To determine the temporal relationship of RV vaccine to IS, active IS surveillance was established in the paediatric departments of the three tertiary hospitals from January 2013 to December 2015, following RV vaccine introduction. Paediatricians identified cases of suspected IS and completed the case investigation forms. Potential cases were classified using the Brighton Collaboration criteria36 by the paediatric doctor (ET). Dates of vaccination were obtained from the individual child immunisation record and the maternal and child health clinic registers. The date of vaccination is recorded at the time of vaccination on both of these written sources. An expert advisory committee comprised of senior public health official and paediatricians were established to review each IS case and identify if there was any potential RV vaccine association. A vaccine related IS cases was defined as potentially vaccine related: occurring 1–7 days after the first dose of RV vaccine; likely vaccine related: occurring 8–21 days after the first dose of RV vaccine or 1–7 days after the second dose of RV vaccine; or unrelated to the vaccine: occurring 21 days after any dose of RV vaccine11.

Data analysis

The period between January 2007 and October 2012 was defined as the pre-RV vaccine period and the period between January 2013 and December 2015 was defined as the post vaccine period. Data was double entered into an Epidata, version 3.1 (The EpiData Association, JM Lauritsen) database. Non-parametric continuous data were described as the median and interquartile range (IQR), and categorical data were described as frequencies and percentages. The incidence rates were calculated as per 100,000 population in the pre-RV vaccine period for all infants, using STATA, version 14 (Stata Corporation, College Station, TX). In the post-RV vaccine period cases were classified by their temporal association to the vaccine and the median number of days (and IQR) of the IS event post their last dose of RV vaccine. The number of expected additional IS cases following RV vaccine introduction from 2013–2015 was calculated by multiplying the population at risk (infants vaccinated) by the expected rate increase of 1–6 × 10−5 (1–6 IS cases per 100,000 population).

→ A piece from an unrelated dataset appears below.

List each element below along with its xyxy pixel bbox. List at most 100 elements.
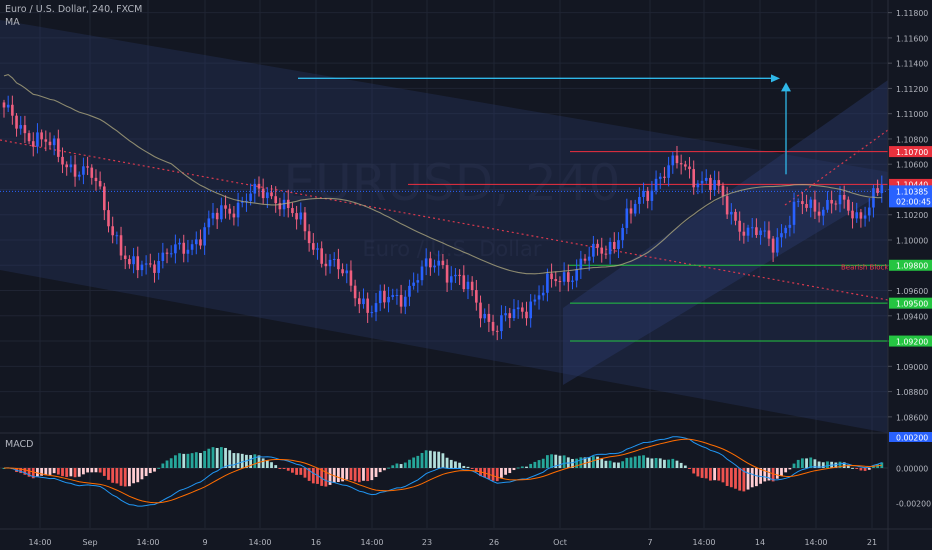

Ethical approval was granted from the Fiji National Health Research Ethics Review Committee (approval number; FNRERC 2013 14) before data was collected. All research was performed in accordance with relevant guidelines/regulations. Informed consent was not required by the ethics committee due to the public health importance of the study.

Data availability

All data generated or analysed during this study are included in this published article.